The outrage has reached a fever pitch in certain circles this week over Washington & Lee’s decision to remove two plaques on campus that honor Robert E. Lee’s horse, Traveller. Yes, you heard that correctly. People are losing their marbles over a horse.
Even Jonathan Turley, a GWU law professor, who is one of the most vocal supporters of former President Donald Trump has chalked this up to an “untreatable cancel culture.”
The university has been transparent throughout its work to reinterpret sites on campus related to Robert E. Lee and the veneration of the Confederacy.
In fact, we need to move on from this misleading language of “cancel culture.” Nothing has been canceled. Robert E. Lee’s connection to the history of the school is in plain sight for anyone who is a serious student of history.
From a recent W&L announcement:
Four historical plaques relocated on campus this week are being installed along with other historically significant plaques in a new exhibit, located in University Chapel, titled “The Power of Memory: Remembering Robert E. Lee.”
The four plaques relocated include one from Payne Hall indicating where Lee took his oath of office as president of Washington College, another from Payne Hall identifying the room that served as Lee’s office from 1865-1868, and two dedicated by the United Daughters of the Confederacy to commemorate Lee’s horse Traveller located on the side of the Lee House garage and at Traveller’s gravesite outside the chapel.
As the Board of Trustees emphasized in its messages to the University community in June 2021 and September 2022, W&L is an educational institution and, as such, its campus is not a museum or an appropriate repository for Confederate artifacts. In keeping with this principle, over a year ago, the Board determined that these plaques should be relocated to educational exhibitions.

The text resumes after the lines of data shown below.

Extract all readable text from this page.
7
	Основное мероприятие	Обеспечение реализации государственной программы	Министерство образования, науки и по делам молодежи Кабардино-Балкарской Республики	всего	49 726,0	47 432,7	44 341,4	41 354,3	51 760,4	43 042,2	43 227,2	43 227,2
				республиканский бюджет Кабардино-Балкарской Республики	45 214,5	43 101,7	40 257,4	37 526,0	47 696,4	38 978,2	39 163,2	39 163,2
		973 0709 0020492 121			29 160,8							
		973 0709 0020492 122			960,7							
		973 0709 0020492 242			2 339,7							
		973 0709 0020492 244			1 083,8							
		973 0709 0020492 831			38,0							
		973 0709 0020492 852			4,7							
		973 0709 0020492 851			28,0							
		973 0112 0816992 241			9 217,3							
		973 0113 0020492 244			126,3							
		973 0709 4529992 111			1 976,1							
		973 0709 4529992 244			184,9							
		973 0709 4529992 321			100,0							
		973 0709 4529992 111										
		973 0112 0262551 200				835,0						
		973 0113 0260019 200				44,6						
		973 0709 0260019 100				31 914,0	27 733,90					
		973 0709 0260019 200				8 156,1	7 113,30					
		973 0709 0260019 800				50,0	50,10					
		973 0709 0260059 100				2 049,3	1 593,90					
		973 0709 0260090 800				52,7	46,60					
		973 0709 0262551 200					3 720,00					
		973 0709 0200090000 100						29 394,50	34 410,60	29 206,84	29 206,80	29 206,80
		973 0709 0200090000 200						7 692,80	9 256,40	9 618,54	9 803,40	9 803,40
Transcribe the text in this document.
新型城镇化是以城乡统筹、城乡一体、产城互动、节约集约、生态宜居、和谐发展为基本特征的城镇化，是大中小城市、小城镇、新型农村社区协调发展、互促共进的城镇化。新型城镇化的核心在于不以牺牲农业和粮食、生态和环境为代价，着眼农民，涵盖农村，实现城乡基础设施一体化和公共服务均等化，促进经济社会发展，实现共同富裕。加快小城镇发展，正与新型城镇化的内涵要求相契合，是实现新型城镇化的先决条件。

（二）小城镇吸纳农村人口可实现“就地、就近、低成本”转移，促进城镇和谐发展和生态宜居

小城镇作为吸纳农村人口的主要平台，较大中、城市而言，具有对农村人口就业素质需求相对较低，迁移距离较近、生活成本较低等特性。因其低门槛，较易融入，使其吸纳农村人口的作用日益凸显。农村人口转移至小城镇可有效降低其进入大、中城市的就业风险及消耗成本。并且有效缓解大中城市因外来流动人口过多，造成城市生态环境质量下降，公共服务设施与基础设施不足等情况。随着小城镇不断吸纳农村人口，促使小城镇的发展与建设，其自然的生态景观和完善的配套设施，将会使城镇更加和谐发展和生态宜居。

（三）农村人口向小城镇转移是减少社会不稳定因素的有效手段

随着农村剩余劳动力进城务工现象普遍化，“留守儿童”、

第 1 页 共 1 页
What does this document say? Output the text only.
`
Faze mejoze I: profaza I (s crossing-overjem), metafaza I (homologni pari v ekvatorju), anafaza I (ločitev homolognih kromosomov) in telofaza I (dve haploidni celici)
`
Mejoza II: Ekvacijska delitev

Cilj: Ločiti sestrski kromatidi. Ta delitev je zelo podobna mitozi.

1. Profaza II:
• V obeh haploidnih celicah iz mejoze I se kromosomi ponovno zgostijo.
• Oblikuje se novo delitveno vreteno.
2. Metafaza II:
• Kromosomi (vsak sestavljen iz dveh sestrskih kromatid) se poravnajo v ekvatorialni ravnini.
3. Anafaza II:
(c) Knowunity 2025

Traveller’s remains, at the location next to University Chapel, are untouched and a new marker to memorialize him has been installed at the same location. The other related plaques and interpretive signage at the site will also be updated.
The Traveller marker relocated from the Lee House garage will be replaced with a new marker at the same location in the near future that is consistent with other markers across our campus.
Beyond the campus of Washington & Lee, the National Park Service received 12 million dollars from philanthropist David Rubenstein in 2014, which it has spent rehabilitating and reinterpreting the former home of Robert E. Lee, located in Arlington National Cemetery. Visitors will now better understand the relatively brief period that Lee spent on the grounds, but also everyone else who lived on the plantation, especially the enslaved population.
I’ve visited twice in the last two years with teacher groups and I can say without question that the site interpretation is far superior than at any previous point.
You can learn about all the Lee men at Stratford Hall in Stratford, Virginia.
From their website:
Stratford Hall was home to four generations of the Lee family of Virginia. It was the boyhood home of two signers of the Declaration of Independence, Richard Henry Lee and Francis Lightfoot Lee, the only brothers to sign, and it was the birthplace of Robert Edward Lee.
Lee’s skill as a general and place in the military history of the Civil War is still front and center at many Civil War battlefields across the country, including Gettysburg, Antietam, Fredericksburg, Chancellorsville, Richmond, and Petersburg.
Finally, there is no shortage of books about Robert E. Lee. My recommendation is to start with Allen Guelzo’s recent biography. It’s well written and informed by a good deal of recent scholarship.
The history of Robert E. Lee is safe and sound and available for anyone to explore if they so choose. In fact, there is no better time to tackle someone as important as Lee than now, that is unless you choose to get sidetracked by complaining that institutions and communities across the country are no longer venerating or celebrating the man.
That’s a losing fight at this point, but let’s be clear that history is not being erased or hidden from public view. It’s time to move on.
The outrage I can live with; it's the lying (the plaques were moved, not thrown in the trash) that is tiresome.
Fainting couches aside, W&L's commitment to change is impressive.
We've got multiple Lee artifacts on exhibit in both Richmond and Appomattox and they're not going anywhere.